La jeune stratège ne répondit rien. Le prince avait raison, mais lui, comment faisait-il pour ne pas se sentir atteint par ce mépris ? Ils arrivèrent devant un grand bâtiment orné d’un vitrail circulaire. A en croire l’enseigne affichée, il s’agissait d’une sorte de maison communale. Un bâtiment administratif. Soudain, au bord d’un petit balcon, apparut un visage. Un beau visage penché au dessus d’eux. C’était un jeune homme d’une beauté absolument admirable avec de grands yeux encadrés par de belles mèches sombres. Alyz pensa d’abord que c’était un Ange, mais ses cheveux étaient bien trop courts. Un humain pouvait-il posséder des traits si parfaits ? Elle n'en était pas si sûre...
- Bonjour, jeune homme, s’exclama le prince, je me présente, je suis le prince Arkaël Sans-Mains du Royaume des Scribes. J’aurais une question à vous formuler, seriez-vous d'accord de me répondre ?

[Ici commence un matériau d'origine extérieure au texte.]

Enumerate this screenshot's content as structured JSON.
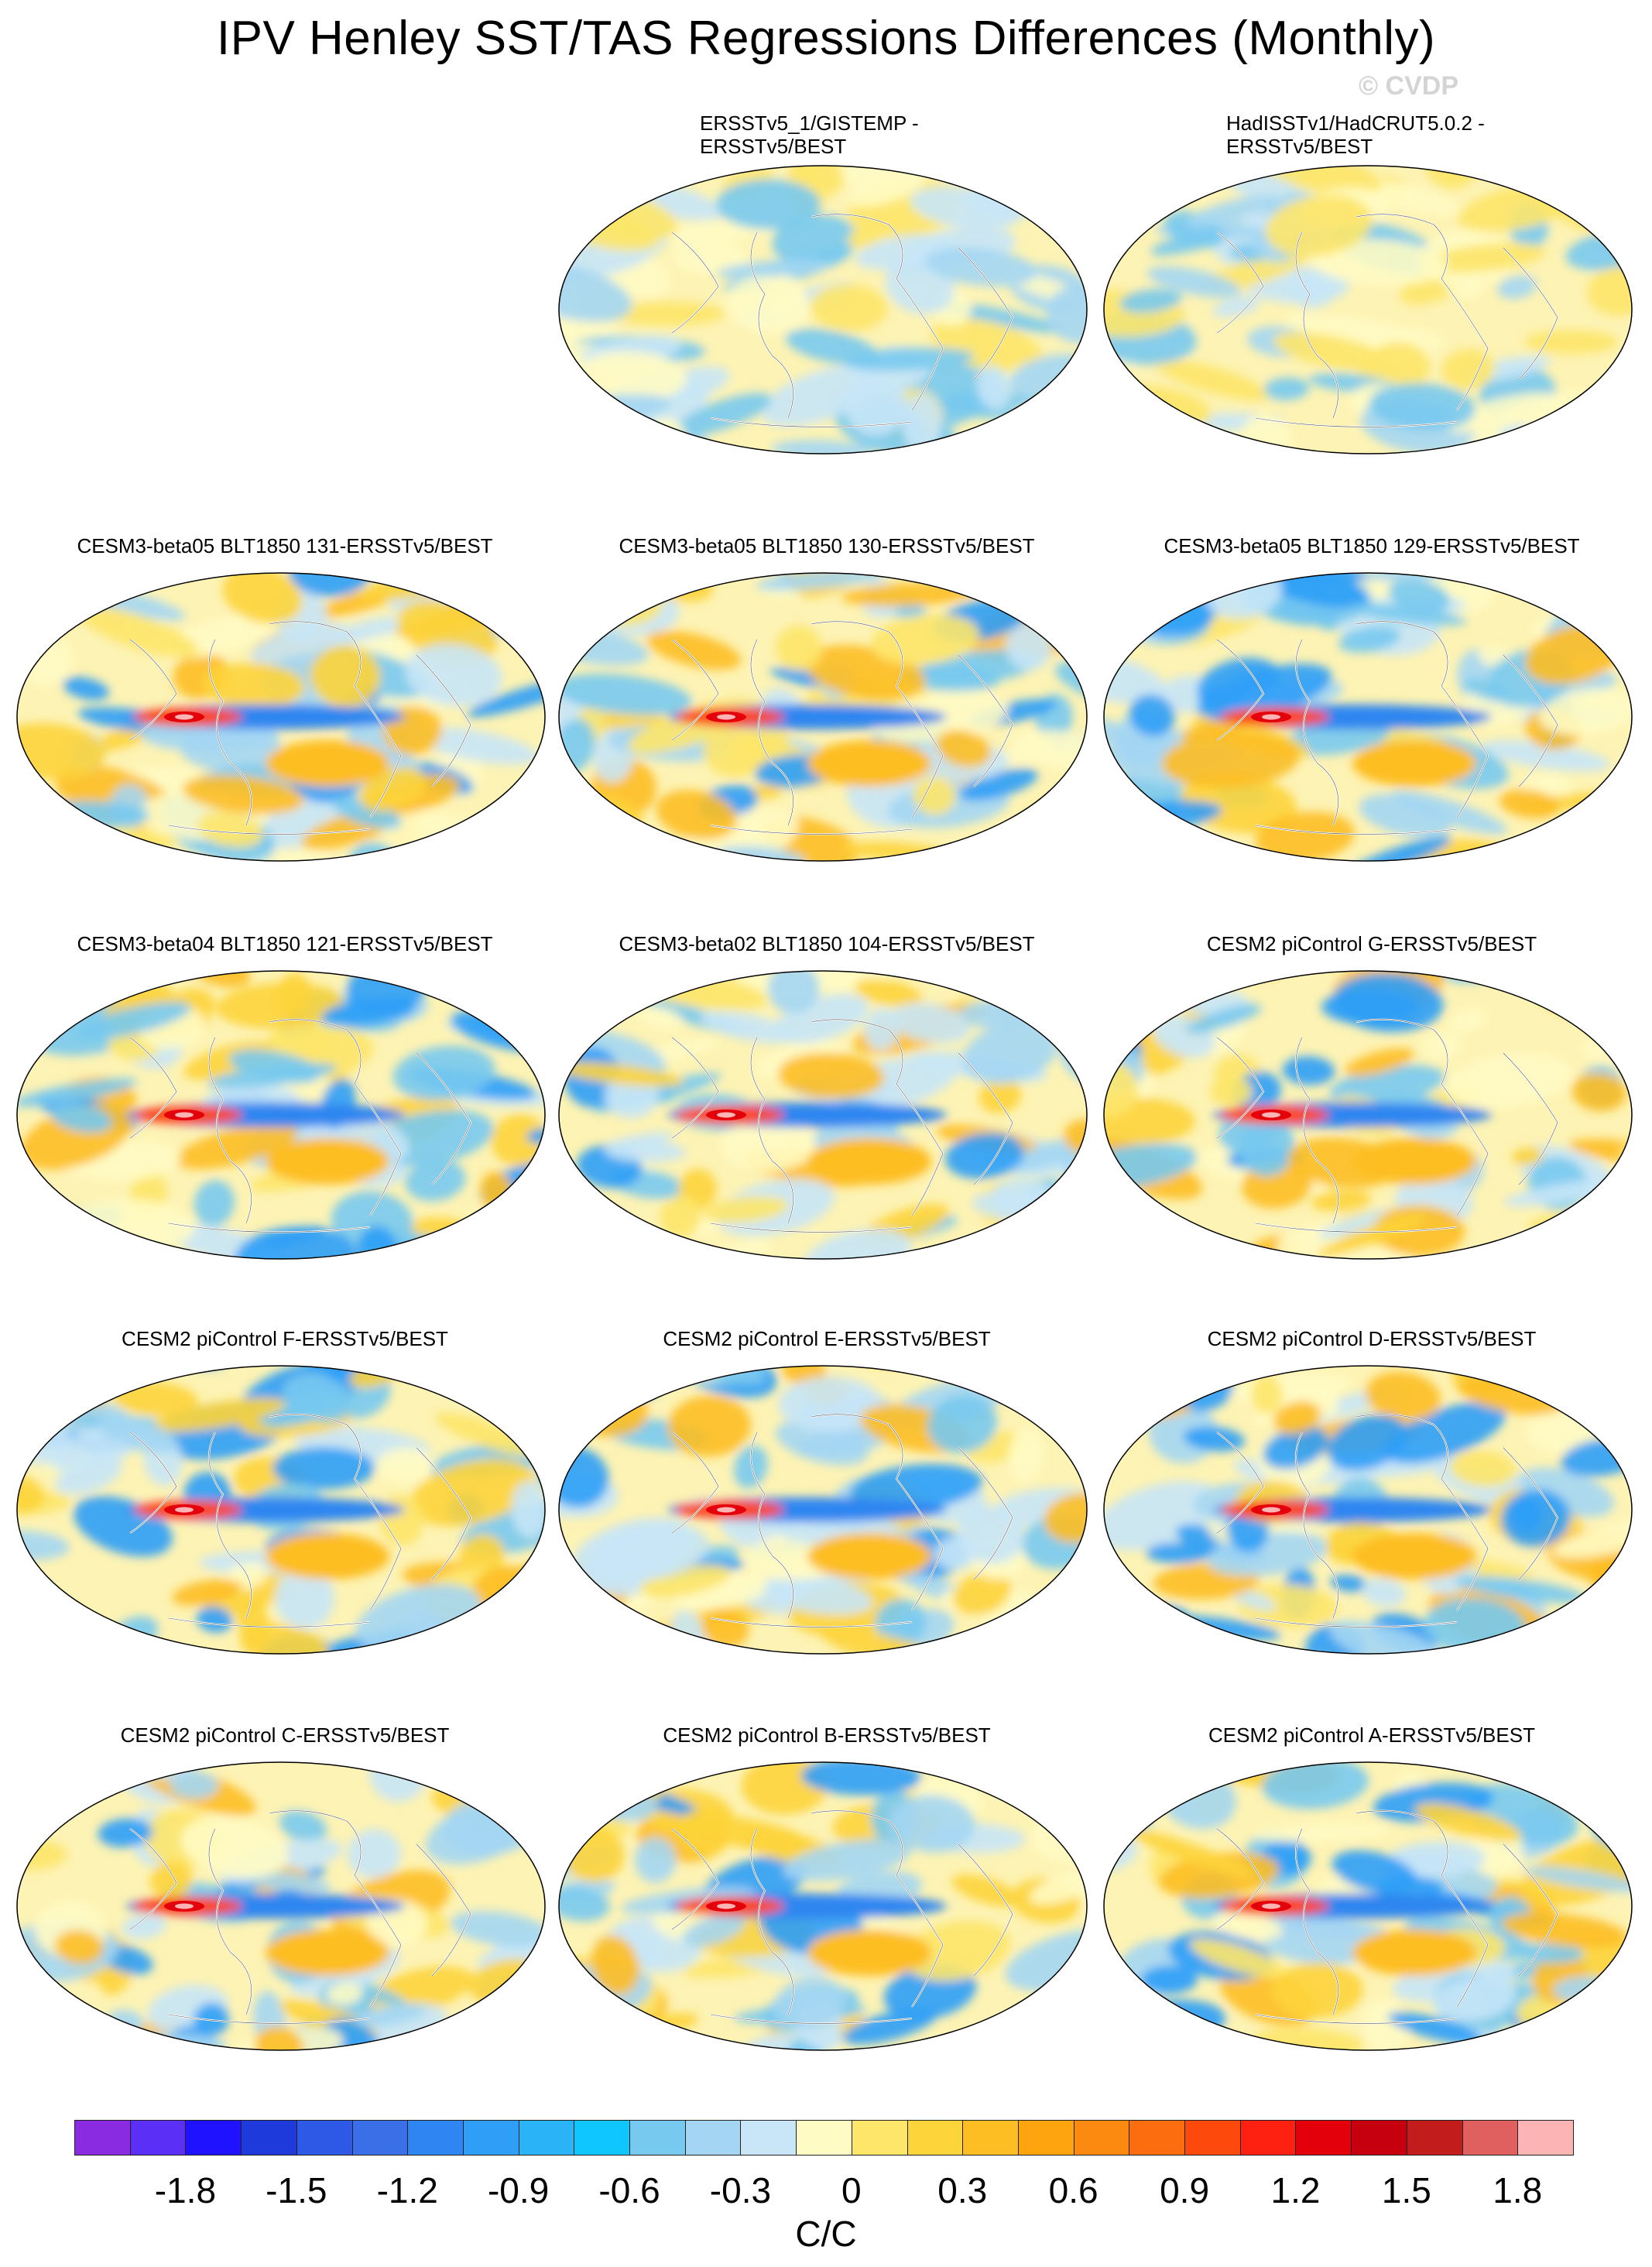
{
  "title": "IPV Henley SST/TAS Regressions Differences (Monthly)",
  "watermark": "© CVDP",
  "panels": [
    {
      "title": "ERSSTv5_1/GISTEMP -\nERSSTv5/BEST",
      "two_line": true,
      "intensity": 0.25,
      "seed": 3
    },
    {
      "title": "HadISSTv1/HadCRUT5.0.2 -\nERSSTv5/BEST",
      "two_line": true,
      "intensity": 0.3,
      "seed": 7
    },
    {
      "title": "CESM3-beta05 BLT1850 131-ERSSTv5/BEST",
      "two_line": false,
      "intensity": 0.9,
      "seed": 11
    },
    {
      "title": "CESM3-beta05 BLT1850 130-ERSSTv5/BEST",
      "two_line": false,
      "intensity": 0.85,
      "seed": 13
    },
    {
      "title": "CESM3-beta05 BLT1850 129-ERSSTv5/BEST",
      "two_line": false,
      "intensity": 0.9,
      "seed": 17
    },
    {
      "title": "CESM3-beta04 BLT1850 121-ERSSTv5/BEST",
      "two_line": false,
      "intensity": 0.95,
      "seed": 19
    },
    {
      "title": "CESM3-beta02 BLT1850 104-ERSSTv5/BEST",
      "two_line": false,
      "intensity": 1.0,
      "seed": 23
    },
    {
      "title": "CESM2 piControl G-ERSSTv5/BEST",
      "two_line": false,
      "intensity": 0.7,
      "seed": 29
    },
    {
      "title": "CESM2 piControl F-ERSSTv5/BEST",
      "two_line": false,
      "intensity": 0.7,
      "seed": 31
    },
    {
      "title": "CESM2 piControl E-ERSSTv5/BEST",
      "two_line": false,
      "intensity": 0.72,
      "seed": 37
    },
    {
      "title": "CESM2 piControl D-ERSSTv5/BEST",
      "two_line": false,
      "intensity": 0.7,
      "seed": 41
    },
    {
      "title": "CESM2 piControl C-ERSSTv5/BEST",
      "two_line": false,
      "intensity": 0.75,
      "seed": 43
    },
    {
      "title": "CESM2 piControl B-ERSSTv5/BEST",
      "two_line": false,
      "intensity": 0.72,
      "seed": 47
    },
    {
      "title": "CESM2 piControl A-ERSSTv5/BEST",
      "two_line": false,
      "intensity": 0.7,
      "seed": 53
    }
  ],
  "colorbar": {
    "colors": [
      "#8a2be2",
      "#5b2ff5",
      "#1f13ff",
      "#1e3adb",
      "#2e58e6",
      "#3a6fe8",
      "#2f86f2",
      "#2e9ef7",
      "#2bb3f8",
      "#0fc6ff",
      "#78c9f0",
      "#a4d6f3",
      "#c8e6f7",
      "#fffbc4",
      "#fde66a",
      "#fdd43a",
      "#fdbe24",
      "#fda40f",
      "#fc8a10",
      "#fc6d10",
      "#fd4a0c",
      "#fe2010",
      "#e4000b",
      "#c6000e",
      "#c31c1c",
      "#e06060",
      "#fdb4b4"
    ],
    "tick_labels": [
      "-1.8",
      "-1.5",
      "-1.2",
      "-0.9",
      "-0.6",
      "-0.3",
      "0",
      "0.3",
      "0.6",
      "0.9",
      "1.2",
      "1.5",
      "1.8"
    ],
    "unit": "C/C"
  }
}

- Essayez toujours, répondit le jeune homme accoudé au rebord de bois, l’air terriblement ennuyé.
- Je vous remercie ! Voici ma question : êtes-vous celui que l’on nomme le Perce-Magie ?
Alyz dévisagea son prince. Il connaissait donc l’existence du Perce-Magie ! Pourquoi ne lui en avait-il jamais parlé ? Le jeune homme répondit :
- Non, sire, le Perce-Magie n’est plus là et les Résistanges s’en moquent bien. Qu’ils ne fassent plus appel à lui pour chasser les dragons.
Le prince Arkaël sourit.
- C’est donc lui qui a tué ces créatures… Puis-je lui parler ?
- Je vous ai dit qu’il n’était plus là.
- Est-il mort ? S’il ne l’est pas encore, je me ferai une joie d’envoyer l’un de mes guérisseurs, ils sont très doués.
- Navré, mon prince, mais le Perce-Magie n’a plus besoin de personne, répondit le jeune homme avec un grand sourire.
Ce stupide gamin cachait quelque chose, c’était sûr et certain. Alyz envisagea de l’insulter, mais le prince réagit plus vite qu’elle. Il offrit lui aussi un grand sourire à son interlocuteur. Le jeune homme soutint son regard. Les hostilités avaient déjà commencé. Des hostilités à coups de grands sourires.
Il était une fois les Résistanges. Malgré toute leur bonne volonté, il ne parviendraient pas seuls à renverser la Tour. Le prince l’avait bien compris. Il ne restait plus qu’à leur montrer de quelles prouesses les Scribes étaient capables.
Il était une fois Abeln le Rebelle. Un jeune homme frimeur, immature et insupportable. Alyz le haïssait.
Il était une fois le Perce-Magie qui était introuvable.